En Belgique la base aérienne de Kleine-Brogel a déjà accueilli dans le passé plusieurs éditions de Steadfast Noon, notamment en 2012 et 2017. Elle est armée de chasseurs-bombardiers F-16 regroupés au sein des 31ème et 349ème escadrilles et disposant d’une « double capacité », conventionnelle et nucléaire.

Elle est présumée abriter entre une quinzaine de bombes américaines lisses (inertielles) B61 pouvant être mises en œuvre par les F-16 du 10ème escadron tactique et le 701ème Munitions Support Squadron (701 MUNSS) américain.
Ces bombes tactiques (B-61-3, -4 mises en œuvre par l’OTAN, B61-7, -10 et -11 uniquement par les Américains) devraient être remplacées dans les prochaines années par une nouvelle version baptisée B61-12. L’Administration nationale de sécurité nucléaire (NNSA) avait annoncé le début de la production en série de cette arme à partir de 2020 mais le programme aurait pris deux ans de retard.
Un rapport du Stimson Center, un « think tank » relativement indépendant basé à Washington, recommandait pour sa part l’abandon de l’achat de quelque 240 bombes modernisées à plus le retrait « immédiat » de toutes les armes nucléaires tactiques déployées en Europe qui, selon les auteurs, Barry Blechman et Laicie Heeley, « libèrerait les escadrilles chargées de les emporter pour des rôles strictement conventionnels ». Pour les auteurs, les armes nucléaires tactiques n’ont (plus) d’utilité militaire et, en raison du caractère très improbable de leur emploi, leur valeur politique présumée est une « chimère » à laquelle personne ne croit. Mais c’était avant l’invasion de l’Ukraine par la Russie !

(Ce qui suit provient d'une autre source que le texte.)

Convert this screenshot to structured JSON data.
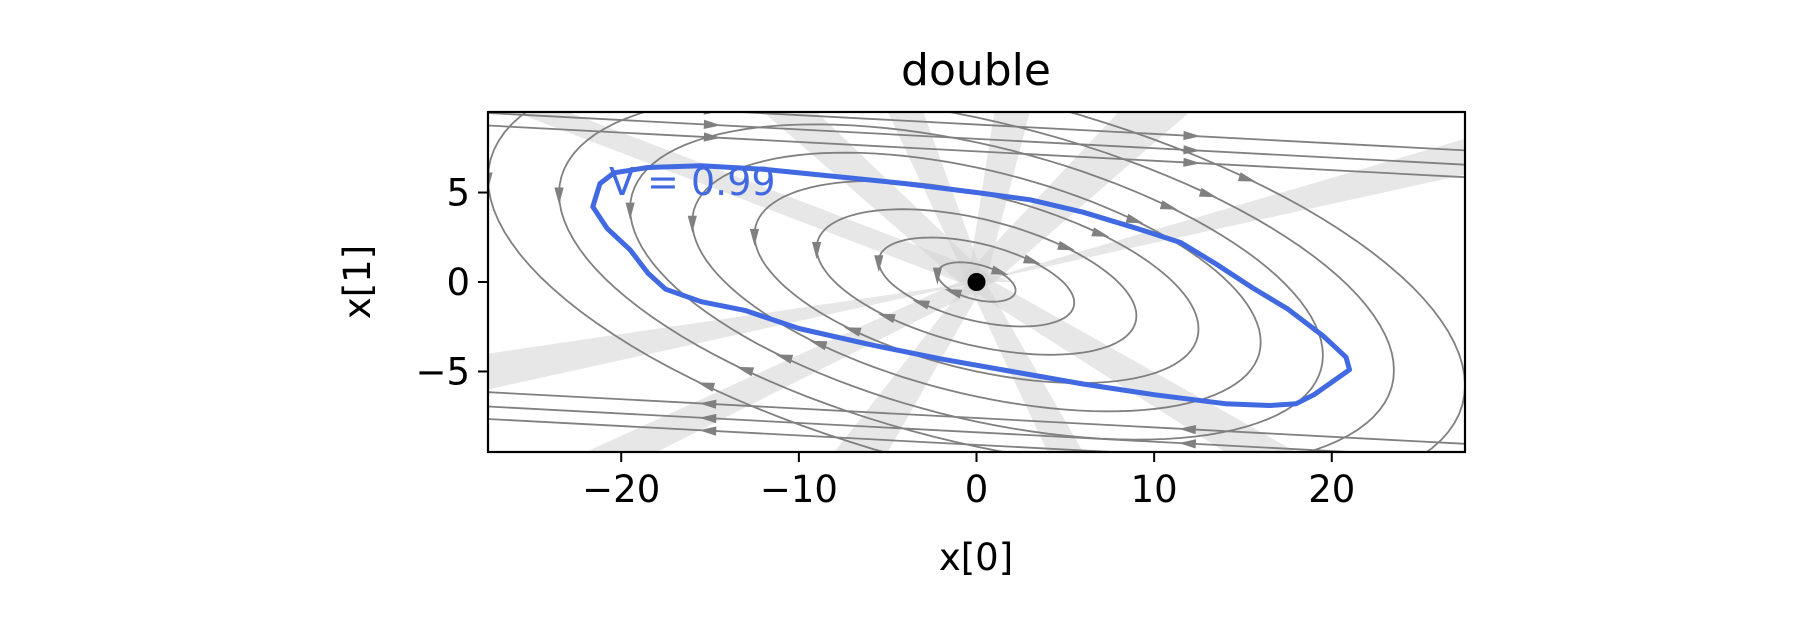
{
  "chart_data": {
    "type": "streamplot",
    "title": "double",
    "xlabel": "x[0]",
    "ylabel": "x[1]",
    "xlim": [
      -27.5,
      27.5
    ],
    "ylim": [
      -9.5,
      9.5
    ],
    "xticks": [
      -20,
      -10,
      0,
      10,
      20
    ],
    "xtick_labels": [
      "−20",
      "−10",
      "0",
      "10",
      "20"
    ],
    "yticks": [
      -5,
      0,
      5
    ],
    "ytick_labels": [
      "−5",
      "0",
      "5"
    ],
    "grid": false,
    "legend": "none",
    "equilibrium": {
      "x": 0,
      "y": 0,
      "color": "#000000"
    },
    "contour": {
      "label": "V = 0.99",
      "level": 0.99,
      "color": "#4169e1",
      "label_position": [
        -16,
        5.6
      ],
      "points": [
        [
          -21.2,
          5.5
        ],
        [
          -20.4,
          6.1
        ],
        [
          -18.5,
          6.4
        ],
        [
          -15.5,
          6.5
        ],
        [
          -12,
          6.3
        ],
        [
          -8,
          5.9
        ],
        [
          -4,
          5.5
        ],
        [
          0,
          5.0
        ],
        [
          3,
          4.6
        ],
        [
          6,
          3.9
        ],
        [
          9,
          3.0
        ],
        [
          11.5,
          2.2
        ],
        [
          13.5,
          1.0
        ],
        [
          15.5,
          -0.3
        ],
        [
          17.5,
          -1.5
        ],
        [
          19.5,
          -3.0
        ],
        [
          20.8,
          -4.2
        ],
        [
          21.0,
          -4.9
        ],
        [
          20.0,
          -5.6
        ],
        [
          19.0,
          -6.3
        ],
        [
          18.0,
          -6.8
        ],
        [
          16.5,
          -6.9
        ],
        [
          14,
          -6.8
        ],
        [
          10,
          -6.3
        ],
        [
          6,
          -5.7
        ],
        [
          2,
          -5.0
        ],
        [
          -2,
          -4.3
        ],
        [
          -6,
          -3.5
        ],
        [
          -10,
          -2.6
        ],
        [
          -13,
          -1.6
        ],
        [
          -15.5,
          -1.1
        ],
        [
          -17.5,
          -0.4
        ],
        [
          -18.5,
          0.5
        ],
        [
          -19.5,
          1.8
        ],
        [
          -20.8,
          3.0
        ],
        [
          -21.6,
          4.2
        ],
        [
          -21.2,
          5.5
        ]
      ]
    },
    "colors": {
      "streamlines": "#808080",
      "wedges": "#d3d3d3",
      "contour": "#4169e1"
    }
  }
}
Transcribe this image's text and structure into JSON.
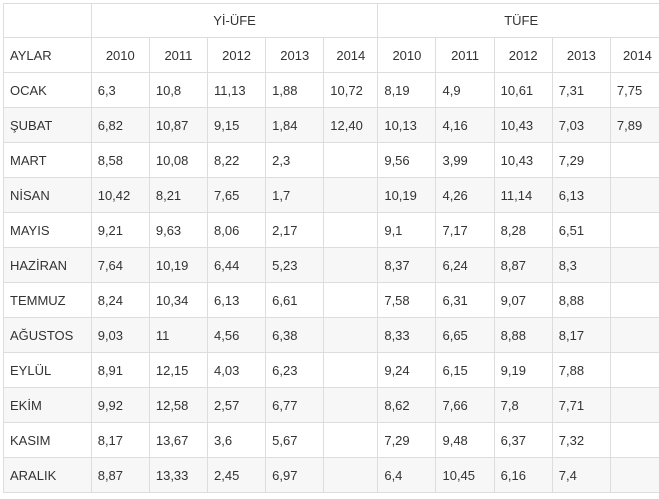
{
  "table": {
    "group_headers": [
      "",
      "Yİ-ÜFE",
      "TÜFE"
    ],
    "month_column_header": "AYLAR",
    "years": [
      "2010",
      "2011",
      "2012",
      "2013",
      "2014"
    ],
    "rows": [
      {
        "month": "OCAK",
        "yi_ufe": [
          "6,3",
          "10,8",
          "11,13",
          "1,88",
          "10,72"
        ],
        "tufe": [
          "8,19",
          "4,9",
          "10,61",
          "7,31",
          "7,75"
        ]
      },
      {
        "month": "ŞUBAT",
        "yi_ufe": [
          "6,82",
          "10,87",
          "9,15",
          "1,84",
          "12,40"
        ],
        "tufe": [
          "10,13",
          "4,16",
          "10,43",
          "7,03",
          "7,89"
        ]
      },
      {
        "month": "MART",
        "yi_ufe": [
          "8,58",
          "10,08",
          "8,22",
          "2,3",
          ""
        ],
        "tufe": [
          "9,56",
          "3,99",
          "10,43",
          "7,29",
          ""
        ]
      },
      {
        "month": "NİSAN",
        "yi_ufe": [
          "10,42",
          "8,21",
          "7,65",
          "1,7",
          ""
        ],
        "tufe": [
          "10,19",
          "4,26",
          "11,14",
          "6,13",
          ""
        ]
      },
      {
        "month": "MAYIS",
        "yi_ufe": [
          "9,21",
          "9,63",
          "8,06",
          "2,17",
          ""
        ],
        "tufe": [
          "9,1",
          "7,17",
          "8,28",
          "6,51",
          ""
        ]
      },
      {
        "month": "HAZİRAN",
        "yi_ufe": [
          "7,64",
          "10,19",
          "6,44",
          "5,23",
          ""
        ],
        "tufe": [
          "8,37",
          "6,24",
          "8,87",
          "8,3",
          ""
        ]
      },
      {
        "month": "TEMMUZ",
        "yi_ufe": [
          "8,24",
          "10,34",
          "6,13",
          "6,61",
          ""
        ],
        "tufe": [
          "7,58",
          "6,31",
          "9,07",
          "8,88",
          ""
        ]
      },
      {
        "month": "AĞUSTOS",
        "yi_ufe": [
          "9,03",
          "11",
          "4,56",
          "6,38",
          ""
        ],
        "tufe": [
          "8,33",
          "6,65",
          "8,88",
          "8,17",
          ""
        ]
      },
      {
        "month": "EYLÜL",
        "yi_ufe": [
          "8,91",
          "12,15",
          "4,03",
          "6,23",
          ""
        ],
        "tufe": [
          "9,24",
          "6,15",
          "9,19",
          "7,88",
          ""
        ]
      },
      {
        "month": "EKİM",
        "yi_ufe": [
          "9,92",
          "12,58",
          "2,57",
          "6,77",
          ""
        ],
        "tufe": [
          "8,62",
          "7,66",
          "7,8",
          "7,71",
          ""
        ]
      },
      {
        "month": "KASIM",
        "yi_ufe": [
          "8,17",
          "13,67",
          "3,6",
          "5,67",
          ""
        ],
        "tufe": [
          "7,29",
          "9,48",
          "6,37",
          "7,32",
          ""
        ]
      },
      {
        "month": "ARALIK",
        "yi_ufe": [
          "8,87",
          "13,33",
          "2,45",
          "6,97",
          ""
        ],
        "tufe": [
          "6,4",
          "10,45",
          "6,16",
          "7,4",
          ""
        ]
      }
    ]
  },
  "colors": {
    "border": "#dddddd",
    "text": "#333333",
    "zebra_row": "#f7f7f7"
  }
}
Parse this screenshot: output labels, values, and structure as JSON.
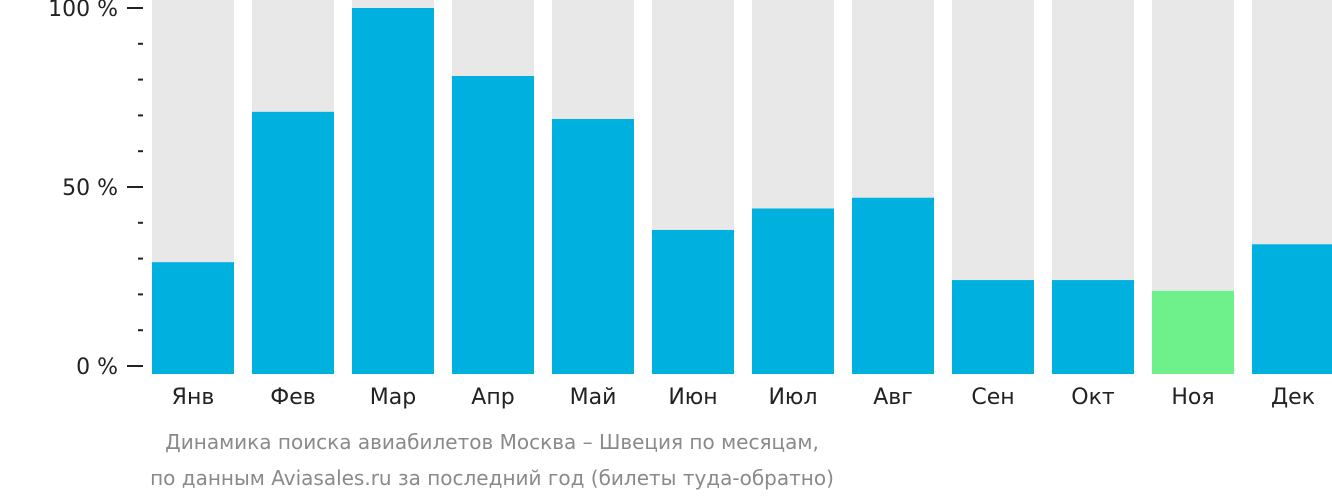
{
  "chart_data": {
    "type": "bar",
    "categories": [
      "Янв",
      "Фев",
      "Мар",
      "Апр",
      "Май",
      "Июн",
      "Июл",
      "Авг",
      "Сен",
      "Окт",
      "Ноя",
      "Дек"
    ],
    "values": [
      29,
      71,
      100,
      81,
      69,
      38,
      44,
      47,
      24,
      24,
      21,
      34
    ],
    "ylim": [
      0,
      100
    ],
    "y_ticks": [
      "0 %",
      "50 %",
      "100 %"
    ],
    "y_tick_values": [
      0,
      50,
      100
    ],
    "highlight_index": 10,
    "colors": {
      "bar": "#00b0de",
      "highlight": "#6ef08a",
      "background_bar": "#e8e8e8",
      "axis": "#222222",
      "tick_label": "#222222"
    },
    "grid": false,
    "legend": "none"
  },
  "caption": {
    "line1": "Динамика поиска авиабилетов Москва – Швеция по месяцам,",
    "line2": "по данным Aviasales.ru за последний год (билеты туда-обратно)"
  }
}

Dans le domaine de la dissuasion nucléaire, il est plus que normal de respecter un certain flou pour que l’adversaire éventuel ne puisse déterminer à l’avance les réactions probables de son ennemi.

Mais certaines choses sont toutefois connues des spécialistes.
Toutes ces bombes B61 sont des armes inertielles, c’est-à-dire des bombes lisses (du type de celles armant les Mirages IV à partir du milieu des années 1960) ce qui limite considérablement leur portée et leur précision, sans évoquer le côté « sans retour » pour les équipages.
Elles ne peuvent être déclenchées que selon le système de la « double clef ». Le commandement d’OTAN sur le plan militaire dépendant des Américains, ce sont eux qui détiennent la décision de « tourner la clef » (une « image »). Ensuite, libre au pays qui met en œuvre ces armes de donner son aval ou pas pour que la mission soit menée à son terme.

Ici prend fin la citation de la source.